Does that ring true for you? If you could go back ten years, would you have predicted that 2014 would look like it does for you? Don’t get me wrong: I’m not one for blaming God for every twist in our lives. There are things that happen because of choices we make, and there are things that happen simply because the world is the way it is, an imperfect reality with imperfect and even heartbreaking outcomes.

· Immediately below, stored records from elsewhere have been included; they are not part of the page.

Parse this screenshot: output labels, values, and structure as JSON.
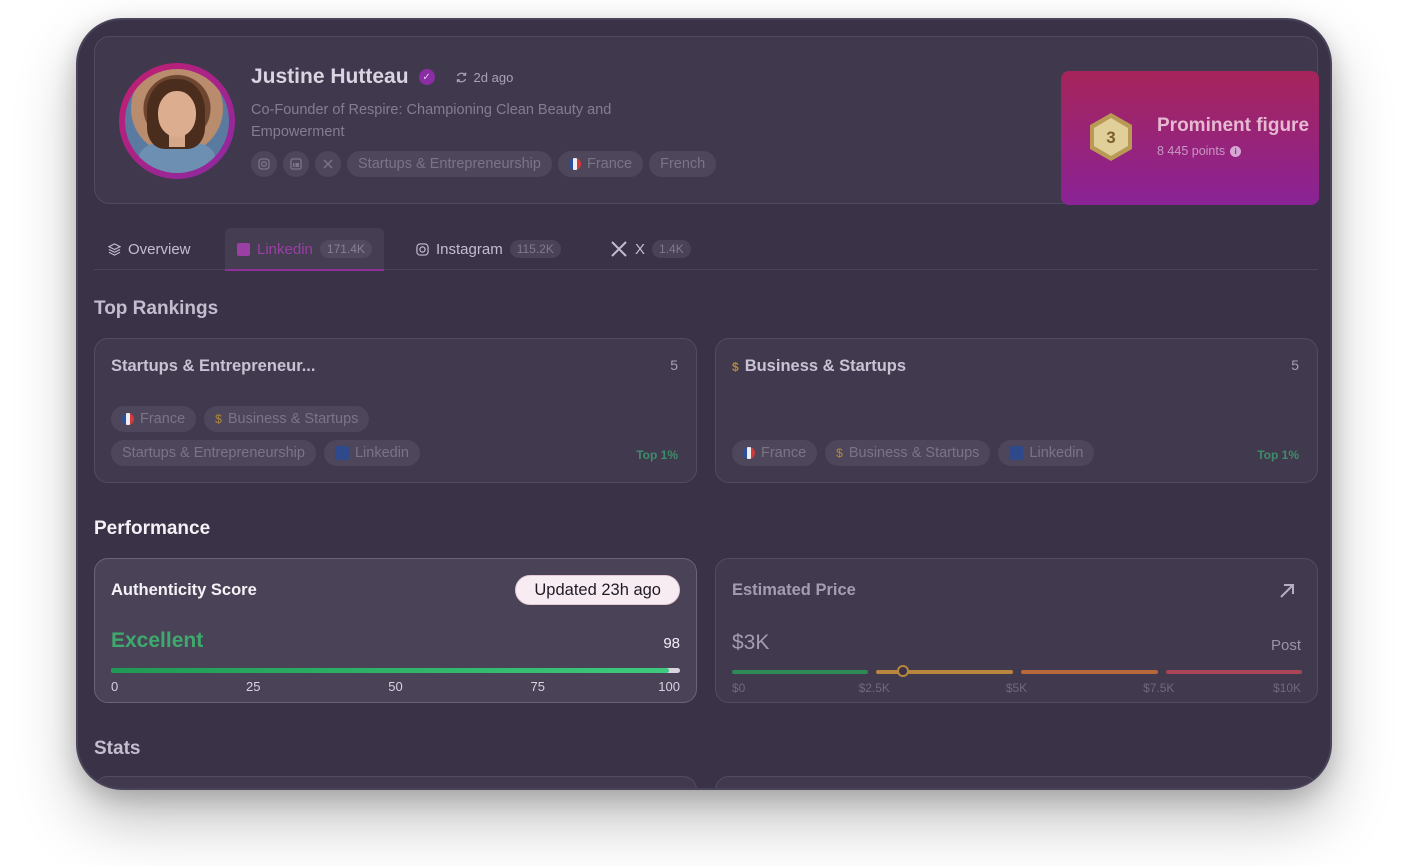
{
  "profile": {
    "name": "Justine Hutteau",
    "updated": "2d ago",
    "bio": "Co-Founder of Respire: Championing Clean Beauty and Empowerment",
    "social_icons": [
      "instagram-icon",
      "linkedin-icon",
      "x-icon"
    ],
    "tags": [
      "Startups & Entrepreneurship",
      "France",
      "French"
    ]
  },
  "rank_badge": {
    "level": "3",
    "title": "Prominent figure",
    "points": "8 445 points"
  },
  "tabs": [
    {
      "label": "Overview",
      "count": "",
      "icon": "layers-icon"
    },
    {
      "label": "Linkedin",
      "count": "171.4K",
      "icon": "linkedin-icon"
    },
    {
      "label": "Instagram",
      "count": "115.2K",
      "icon": "instagram-icon"
    },
    {
      "label": "X",
      "count": "1.4K",
      "icon": "x-icon"
    }
  ],
  "sections": {
    "top_rankings": "Top Rankings",
    "performance": "Performance",
    "stats": "Stats"
  },
  "rankings": [
    {
      "title": "Startups & Entrepreneur...",
      "count": "5",
      "chips_row1": [
        "France",
        "Business & Startups"
      ],
      "chips_row2": [
        "Startups & Entrepreneurship",
        "Linkedin"
      ],
      "top": "Top 1%"
    },
    {
      "title": "Business & Startups",
      "count": "5",
      "chips_row1": [
        "France",
        "Business & Startups",
        "Linkedin"
      ],
      "top": "Top 1%"
    }
  ],
  "authenticity": {
    "title": "Authenticity Score",
    "updated": "Updated 23h ago",
    "rating": "Excellent",
    "score": "98",
    "score_value": 98,
    "ticks": [
      "0",
      "25",
      "50",
      "75",
      "100"
    ]
  },
  "estimated_price": {
    "title": "Estimated Price",
    "price": "$3K",
    "unit": "Post",
    "price_value": 3000,
    "ticks": [
      "$0",
      "$2.5K",
      "$5K",
      "$7.5K",
      "$10K"
    ]
  },
  "colors": {
    "accent": "#8f2f9a",
    "success": "#3ea96d",
    "background": "#3a3347"
  }
}
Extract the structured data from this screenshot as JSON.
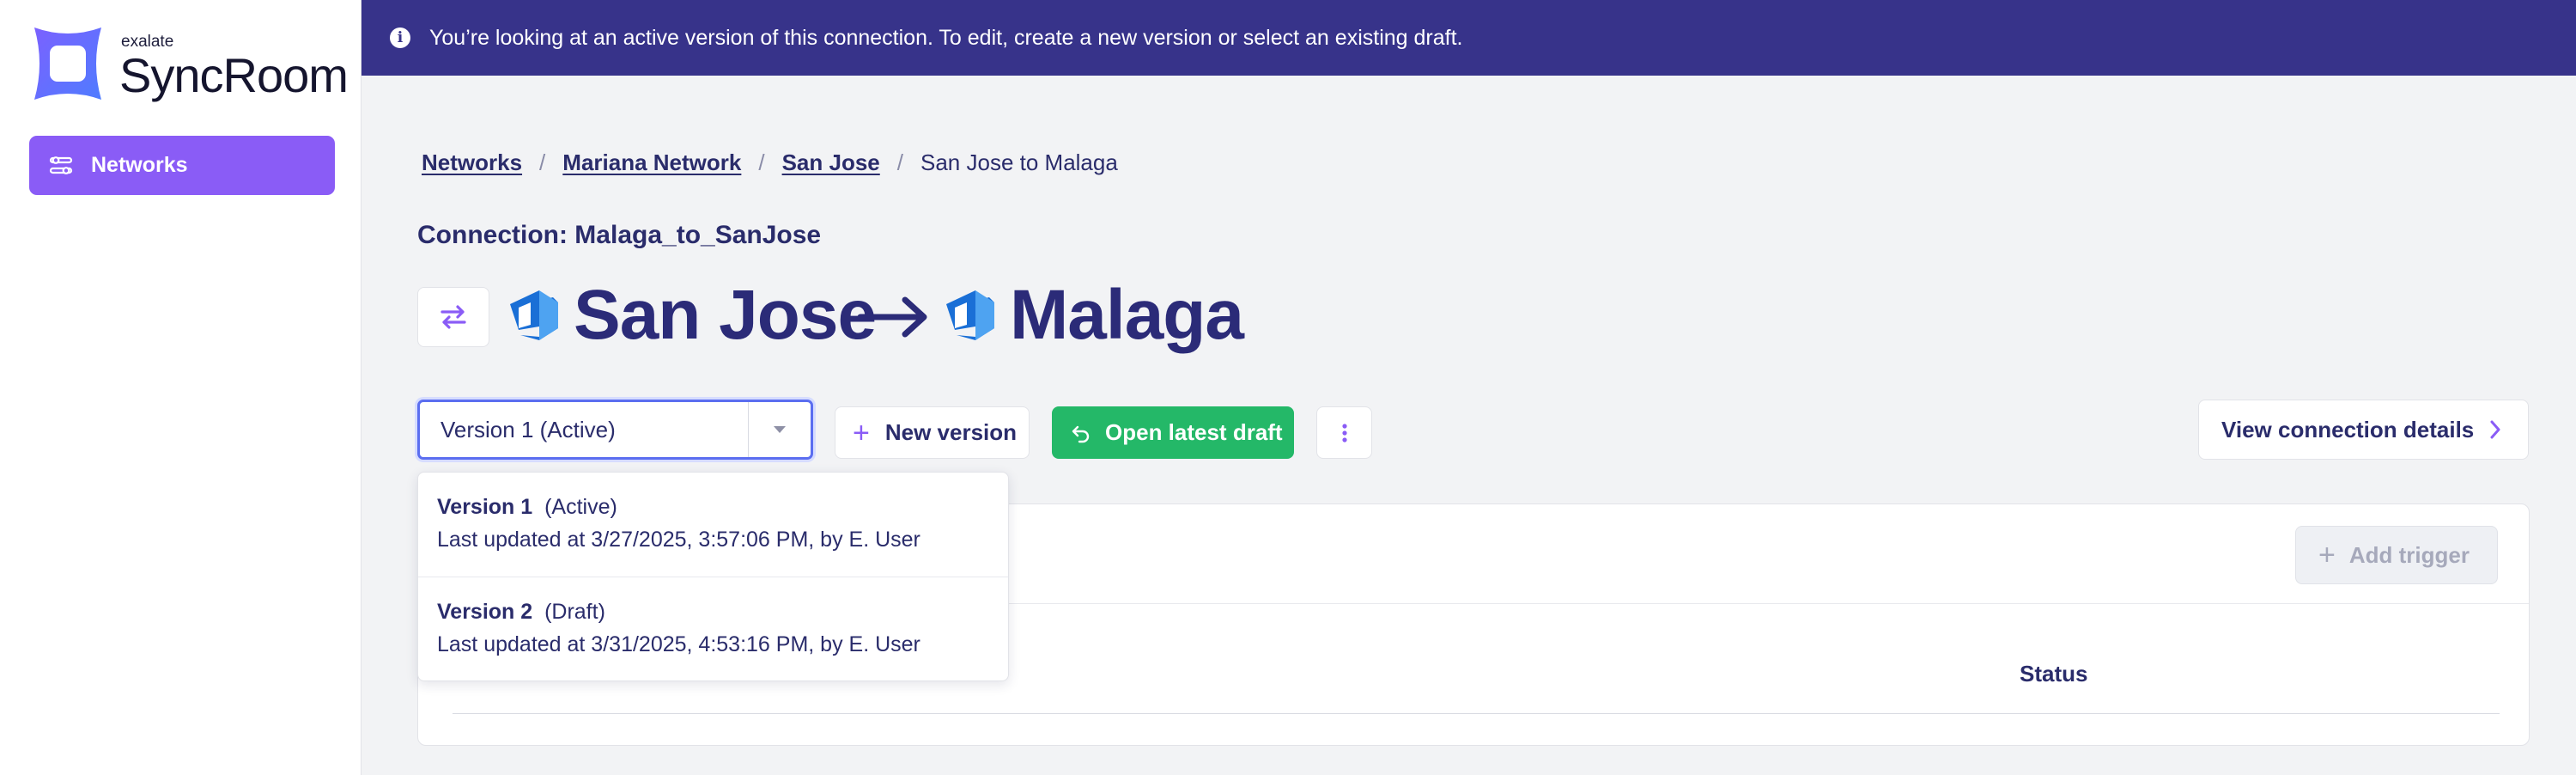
{
  "brand": {
    "small": "exalate",
    "name": "SyncRoom"
  },
  "sidebar": {
    "items": [
      {
        "label": "Networks",
        "icon": "sliders-icon"
      }
    ]
  },
  "banner": {
    "text": "You’re looking at an active version of this connection. To edit, create a new version or select an existing draft.",
    "icon": "info-icon"
  },
  "breadcrumb": {
    "items": [
      "Networks",
      "Mariana Network",
      "San Jose"
    ],
    "separator": "/",
    "current": "San Jose to Malaga"
  },
  "connection": {
    "label": "Connection: Malaga_to_SanJose",
    "source": "San Jose",
    "target": "Malaga"
  },
  "toolbar": {
    "version_selected": "Version 1 (Active)",
    "new_version_label": "New version",
    "open_draft_label": "Open latest draft",
    "view_details_label": "View connection details"
  },
  "dropdown": {
    "options": [
      {
        "name": "Version 1",
        "state": "(Active)",
        "updated": "Last updated at 3/27/2025, 3:57:06 PM, by E. User"
      },
      {
        "name": "Version 2",
        "state": "(Draft)",
        "updated": "Last updated at 3/31/2025, 4:53:16 PM, by E. User"
      }
    ]
  },
  "card": {
    "add_trigger_label": "Add trigger",
    "status_header": "Status"
  },
  "colors": {
    "banner": "#37338a",
    "accent": "#8a5cf6",
    "primary_text": "#2a2c6b",
    "success": "#24b868"
  }
}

No: this is about a deeper purpose, of following God’s light where it leads, of especially recognizing the places where that light has shown us the way in the dark. It’s about those people, those anointed ones, those servants of God, whose words or actions opened up new possibilities and greater restorations to us at the times we most needed it. And much like with the Biblical story of God at work in the world, it is much easier to look back and see the patterns than it is to project forward to where it might lead.

The greater point is this: reading the heavens for the signs, for the lights we should follow, is about paying attention. It means living lives of heightened awareness to the presence of God around us. It calls us to practices and disciplines of prayer and study that build our capacity to see the light and to see it with clarity, as if seeing it for the first time.

I’m not one for new year’s resolutions, but I want to invite you to make one – just one – commitment with me to begin this year.  And that is to pray, daily, to listen for God’s wisdom, to look for God’s light wherever it shines.